Fact 3: Consumption insurance, measured by the transmission of income shocks to consumption, significantly deteriorates along the growth process in China. This is the case for both rural and urban areas.
Once it is established that permanent income risk increased significantly over time, we estimate a time-varying parameter that measures how much of the income risk is passed through onto consumption to measure the impact of income risk on consumption. This is a nonstationary version of Blundell, Pistaferri and Preston (2008). We find that in the earlier half of our sample period (1989-1997), neither permanent nor transitory income risk affects consumption in any significant way, indicating a very high ability of Chinese households to protect their consumption stream from income fluctuations. This result is consistent with the socio-economic environment in the early 1990s, where the state ensured consumption via rationing and secure employment. In the second half of our sample period (1998-2009), the transmission of permanent income risk to consumption is significantly higher and above zero, suggesting a limited ability to smooth consumption in the face of increasing permanent income risk.
Implications for the welfare assessment of the Chinese growth process
As Chinese households’ incomes grew from 1989 to 2009, the risk environment and its impact on consumption changed dramatically as well. To the extent that higher income risk and higher transmission to consumption lead to a more volatile consumption path, there will be a negative impact on welfare. Based on Lucas (1987), we calculate the relative contributions coming from changes in average income growth, changes in income risk, and changes in the transmission onto consumption, to the overall welfare gain from China’s growth process. For rural households, the welfare cost of increased income risk and higher transmission on consumption from the 1990s to the 2000s is of a similar magnitude to the welfare gain from higher income growth over the same period. Under some realistic assumption of risk aversion, rural households would actually prefer living in the economic environment of the 1990s rather than that of the 2000s, despite more growth in the latter period! For urban households, the positive effect of income growth on welfare dominates and they would unambiguously prefer the 2000s.
Broader lessons to other developing economies
Using a long panel of Chinese household income and consumption data, we document the first direct empirical evidence of a negative relationship between consumption insurance and growth. It is an open question whether this negative relationship is more general and/or applies to other countries. Relatedly, De Magalhaes and Santaeulàlia-Llopis (forthcoming) also find a negative relationship between accumulation and insurance in some poor African countries.
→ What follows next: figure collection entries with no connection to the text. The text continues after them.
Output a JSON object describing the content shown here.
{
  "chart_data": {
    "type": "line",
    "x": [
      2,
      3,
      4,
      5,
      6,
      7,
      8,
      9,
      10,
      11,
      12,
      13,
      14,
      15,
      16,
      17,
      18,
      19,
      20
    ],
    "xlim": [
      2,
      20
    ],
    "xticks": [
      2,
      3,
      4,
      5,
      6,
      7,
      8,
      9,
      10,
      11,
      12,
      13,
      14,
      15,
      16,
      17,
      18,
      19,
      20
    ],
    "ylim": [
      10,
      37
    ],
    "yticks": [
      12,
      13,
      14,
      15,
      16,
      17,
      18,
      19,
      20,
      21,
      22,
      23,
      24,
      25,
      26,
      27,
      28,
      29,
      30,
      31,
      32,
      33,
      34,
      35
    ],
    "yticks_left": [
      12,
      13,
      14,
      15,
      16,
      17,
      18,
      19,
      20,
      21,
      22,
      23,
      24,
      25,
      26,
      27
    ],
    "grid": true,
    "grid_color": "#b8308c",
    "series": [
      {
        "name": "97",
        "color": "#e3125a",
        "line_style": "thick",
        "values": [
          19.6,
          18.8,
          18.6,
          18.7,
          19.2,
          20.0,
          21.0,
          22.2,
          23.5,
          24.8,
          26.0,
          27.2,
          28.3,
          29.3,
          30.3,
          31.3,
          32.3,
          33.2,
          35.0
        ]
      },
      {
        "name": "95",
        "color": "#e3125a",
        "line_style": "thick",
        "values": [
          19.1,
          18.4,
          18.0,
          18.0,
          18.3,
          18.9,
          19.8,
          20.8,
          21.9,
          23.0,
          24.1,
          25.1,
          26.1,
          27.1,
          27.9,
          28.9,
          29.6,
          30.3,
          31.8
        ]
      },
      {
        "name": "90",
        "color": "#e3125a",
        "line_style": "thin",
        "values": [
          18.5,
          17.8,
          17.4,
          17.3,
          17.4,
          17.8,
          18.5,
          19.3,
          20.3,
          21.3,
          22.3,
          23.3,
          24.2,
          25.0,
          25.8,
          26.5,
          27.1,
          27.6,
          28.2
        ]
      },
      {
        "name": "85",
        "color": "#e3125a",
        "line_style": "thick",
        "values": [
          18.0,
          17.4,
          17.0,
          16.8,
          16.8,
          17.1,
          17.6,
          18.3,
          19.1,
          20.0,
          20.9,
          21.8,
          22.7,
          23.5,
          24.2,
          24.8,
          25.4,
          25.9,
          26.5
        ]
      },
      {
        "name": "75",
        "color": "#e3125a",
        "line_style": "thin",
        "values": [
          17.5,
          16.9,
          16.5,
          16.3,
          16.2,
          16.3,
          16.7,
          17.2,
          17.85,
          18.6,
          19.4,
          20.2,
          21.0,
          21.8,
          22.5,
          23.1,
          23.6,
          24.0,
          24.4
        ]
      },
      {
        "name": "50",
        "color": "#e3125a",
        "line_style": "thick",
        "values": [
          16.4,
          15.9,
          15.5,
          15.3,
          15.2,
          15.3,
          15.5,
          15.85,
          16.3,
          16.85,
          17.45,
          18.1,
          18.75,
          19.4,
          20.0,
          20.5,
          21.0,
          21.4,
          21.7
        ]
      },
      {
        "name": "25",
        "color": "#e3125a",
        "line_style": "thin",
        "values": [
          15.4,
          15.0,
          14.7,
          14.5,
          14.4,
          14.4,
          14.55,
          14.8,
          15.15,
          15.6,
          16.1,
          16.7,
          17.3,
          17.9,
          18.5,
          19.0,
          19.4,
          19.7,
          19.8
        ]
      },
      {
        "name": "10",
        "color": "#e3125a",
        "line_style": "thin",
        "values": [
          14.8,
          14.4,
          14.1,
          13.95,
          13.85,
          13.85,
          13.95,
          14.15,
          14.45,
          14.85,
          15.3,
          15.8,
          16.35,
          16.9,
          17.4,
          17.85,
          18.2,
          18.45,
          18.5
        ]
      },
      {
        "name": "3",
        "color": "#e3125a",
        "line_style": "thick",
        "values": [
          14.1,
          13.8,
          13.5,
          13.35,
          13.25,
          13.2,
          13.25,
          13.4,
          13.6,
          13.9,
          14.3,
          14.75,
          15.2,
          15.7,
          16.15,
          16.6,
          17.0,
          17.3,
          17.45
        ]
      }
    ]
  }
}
A more systematic analysis needs to be done to establish whether this relation holds (or changes) across time and across space. And this is important given the potential first-order implications for the welfare assessment of economic growth that we have found for China. Ultimately, if this negative relationship between growth and insurance is indeed a trade-off, we need to find the barriers that the need for consumption insurance creates for economic growth. Only then can we assess policies that can overcome those barriers. This is currently missing in the economic growth literature.
(Raül Santaeulàlia-Llopis is a research fellow at MOVE and UAB and an affiliated research professor of the Barcelona GSE; Yu Zheng is an assistant professor at the City University of Hong Kong.)